As should be clear by now, Francis Fukuyama’s declaration in The End of History: The Last Man (1992) that we had arrived at “the end of history” did not mean that classical liberalism, or laissez-faire economics, had emerged victorious over communism and fascism, or that the final ideological hegemony signaled the end of socialism. In fact, for Fukuyama, the terminus of history was always democratic socialism or social democracy. As Hans-Hermann Hoppe noted in Democracy: The God That Failed, “the Last Man” standing was not a capitalist homo economicus but rather a “homo socio-democraticus” (222). The end of history, with all its Hegelian pretenses, did not entail the defeat of socialism-communism but rather of classical liberalism. Evidently, the big state and big capital were supposed to have reached an inevitable and final détente. The Great Reset is the consummation of this final détente.

The elite subversion of the free-market system and republican democracy had already been underway for many decades before “the end of history.” According to W. Cleon Skousen in The Naked Capitalist, elites positioned within major banks, large corporations, leading think tanks, influential publishing companies, the media, tax-exempt foundations, the educational system, and the US government sought to remake the US in the image of its (former) collectivist archrival since at least the early 1930s (57-68). As Carrol Quigley noted in Tragedy and Hope: A History of the World in Our Time (1966), elites propagated socialist, communist, and other collectivist ideologies at home, while funding and arming the Bolsheviks in Russia and the communists in Vietnam and promoting international policies that led to the deliberate abandonment of eastern Europe and Southeast Asia to the communist scourge.

For many, the goal of advancing socialism has been most evident in the alacrity with which the institutions of higher education have absorbed and circulated Marxist, neo-Marxist, and post-Marxist collectivist ideologies in their various guises at least since the early 1930s—including Soviet propaganda, critical theory, postmodern theory, and the most recent variants, critical race theory, critical whiteness studies, and LGBTQIA+ ideology.
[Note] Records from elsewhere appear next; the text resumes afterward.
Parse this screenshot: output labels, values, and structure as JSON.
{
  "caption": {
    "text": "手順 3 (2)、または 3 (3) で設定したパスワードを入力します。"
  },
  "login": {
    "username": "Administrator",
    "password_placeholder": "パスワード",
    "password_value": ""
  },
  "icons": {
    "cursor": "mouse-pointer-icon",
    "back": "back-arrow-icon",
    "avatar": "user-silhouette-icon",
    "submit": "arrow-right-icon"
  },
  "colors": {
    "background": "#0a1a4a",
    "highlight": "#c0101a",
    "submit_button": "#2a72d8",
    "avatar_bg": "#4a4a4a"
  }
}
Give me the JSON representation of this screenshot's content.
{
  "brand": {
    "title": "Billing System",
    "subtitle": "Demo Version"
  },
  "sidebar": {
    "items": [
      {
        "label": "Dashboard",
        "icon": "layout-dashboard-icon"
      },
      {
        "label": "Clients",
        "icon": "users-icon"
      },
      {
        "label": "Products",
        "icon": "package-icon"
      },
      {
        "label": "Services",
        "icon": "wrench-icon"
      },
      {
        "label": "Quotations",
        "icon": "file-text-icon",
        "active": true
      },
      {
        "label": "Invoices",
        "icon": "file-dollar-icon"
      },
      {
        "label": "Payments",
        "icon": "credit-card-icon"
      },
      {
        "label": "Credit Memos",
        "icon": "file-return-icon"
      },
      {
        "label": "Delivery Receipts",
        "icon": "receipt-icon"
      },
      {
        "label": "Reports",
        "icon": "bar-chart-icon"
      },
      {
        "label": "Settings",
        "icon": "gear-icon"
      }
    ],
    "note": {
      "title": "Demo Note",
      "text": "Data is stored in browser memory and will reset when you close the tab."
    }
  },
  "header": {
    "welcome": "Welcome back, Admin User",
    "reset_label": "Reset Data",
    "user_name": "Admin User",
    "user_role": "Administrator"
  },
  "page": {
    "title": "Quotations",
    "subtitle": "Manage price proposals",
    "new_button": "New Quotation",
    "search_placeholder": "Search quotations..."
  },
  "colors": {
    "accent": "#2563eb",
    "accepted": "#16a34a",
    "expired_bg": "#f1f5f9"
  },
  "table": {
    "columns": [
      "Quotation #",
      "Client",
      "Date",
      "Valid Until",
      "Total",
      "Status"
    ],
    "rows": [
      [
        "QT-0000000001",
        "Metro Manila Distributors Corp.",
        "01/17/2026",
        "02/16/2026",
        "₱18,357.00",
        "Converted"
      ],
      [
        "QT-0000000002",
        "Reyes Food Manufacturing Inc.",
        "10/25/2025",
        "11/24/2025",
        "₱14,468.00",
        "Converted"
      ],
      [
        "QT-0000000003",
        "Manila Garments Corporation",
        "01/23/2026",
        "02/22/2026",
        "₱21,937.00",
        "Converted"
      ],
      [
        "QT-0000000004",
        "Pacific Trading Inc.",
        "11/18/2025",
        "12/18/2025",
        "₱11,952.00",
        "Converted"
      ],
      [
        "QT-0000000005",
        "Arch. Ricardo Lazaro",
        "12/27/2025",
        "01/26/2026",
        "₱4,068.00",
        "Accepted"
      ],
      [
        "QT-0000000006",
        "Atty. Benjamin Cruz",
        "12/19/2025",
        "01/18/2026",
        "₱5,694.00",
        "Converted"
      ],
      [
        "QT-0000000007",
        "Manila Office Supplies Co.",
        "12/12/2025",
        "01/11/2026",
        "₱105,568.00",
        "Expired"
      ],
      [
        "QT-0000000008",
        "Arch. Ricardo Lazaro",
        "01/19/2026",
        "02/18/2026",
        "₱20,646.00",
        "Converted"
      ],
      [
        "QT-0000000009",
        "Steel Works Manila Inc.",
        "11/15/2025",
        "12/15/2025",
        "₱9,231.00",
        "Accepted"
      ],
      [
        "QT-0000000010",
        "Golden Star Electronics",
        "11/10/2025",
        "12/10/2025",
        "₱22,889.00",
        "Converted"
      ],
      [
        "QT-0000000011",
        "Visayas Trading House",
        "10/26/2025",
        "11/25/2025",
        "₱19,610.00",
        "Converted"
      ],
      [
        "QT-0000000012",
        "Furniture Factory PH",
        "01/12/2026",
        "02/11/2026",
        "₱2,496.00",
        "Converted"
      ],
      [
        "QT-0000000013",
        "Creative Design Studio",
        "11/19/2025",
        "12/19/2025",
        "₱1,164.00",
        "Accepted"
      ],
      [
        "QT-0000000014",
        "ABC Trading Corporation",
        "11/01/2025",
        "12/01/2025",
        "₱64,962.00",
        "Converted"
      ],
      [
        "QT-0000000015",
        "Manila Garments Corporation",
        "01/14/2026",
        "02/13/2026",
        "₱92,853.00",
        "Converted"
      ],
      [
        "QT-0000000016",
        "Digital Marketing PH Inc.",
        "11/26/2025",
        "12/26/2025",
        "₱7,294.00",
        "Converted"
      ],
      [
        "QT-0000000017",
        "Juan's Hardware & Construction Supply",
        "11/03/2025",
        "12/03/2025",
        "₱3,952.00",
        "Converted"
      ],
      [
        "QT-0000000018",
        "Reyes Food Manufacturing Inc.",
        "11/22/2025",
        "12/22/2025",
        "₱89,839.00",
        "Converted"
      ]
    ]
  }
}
The dreaded “long march through the institutions” was never a bottom-up, grassroots project. Rather, it was an inside job undertaken by elites in positions of power and influence. When the philosophers, sociologists, and psychologists of the Frankfurt school of critical theory emigrated to the US in 1933—armed with the Marxist theory of revolution and Antonio Gramsci’s model for socialist cultural hegemony—they hardly inaugurated this march. Rather, they were welcomed by elites and funded by tax-exempt foundations whose work was already well underway.[1] The so-called long march through the institutions was a stampede within them.

To understand the Great Reset, then, we must recognize that the project represents the completion of a decades-long and ongoing attempt to destroy classical liberalism (the free market, free speech, and liberal democracy), American constitutionalism, and national sovereignty. The idea of resetting capitalism suggests that capitalism had previously been pure. But the Great Reset is the culmination of a much longer collectivization process and democratic socialist project, with their corresponding growth of the state. Despite being pitched as the antidote to the supposed weaknesses of the free market, which World Economic Forum founder and chairman Klaus Schwab and company equate with “neoliberalism,” the Great Reset is meant to intensify and complete an already prevalent economic interventionism, and to use US-led military power to complete this process where economic intervention proves unsuccessful. This explains, in part, the West’s arming and funding of Ukraine against its Russian attacker.

I do not mean to suggest that the Great Reset’s global neo-Marxist economics, and its international rather than national economic fascism, are not new. They are new, as are the means by which they are to be brought about. But we must not be so confused as to think that the Great Reset project was born ab nihilo—it’s the culmination of decades of elite thinking and activism.



1. The Frankfurt school theorist Herbert Marcuse, for example, was funded by the American Council of Learned Societies, the Louis M. Rabinowitz Foundation, the Rockefeller Foundation, and the Social Science Research Council. See Herbert Marcuse, One-Dimensional Man (1964; repr., London: Routledge, 2002), p. iv, where Marcuse acknowledges such funding.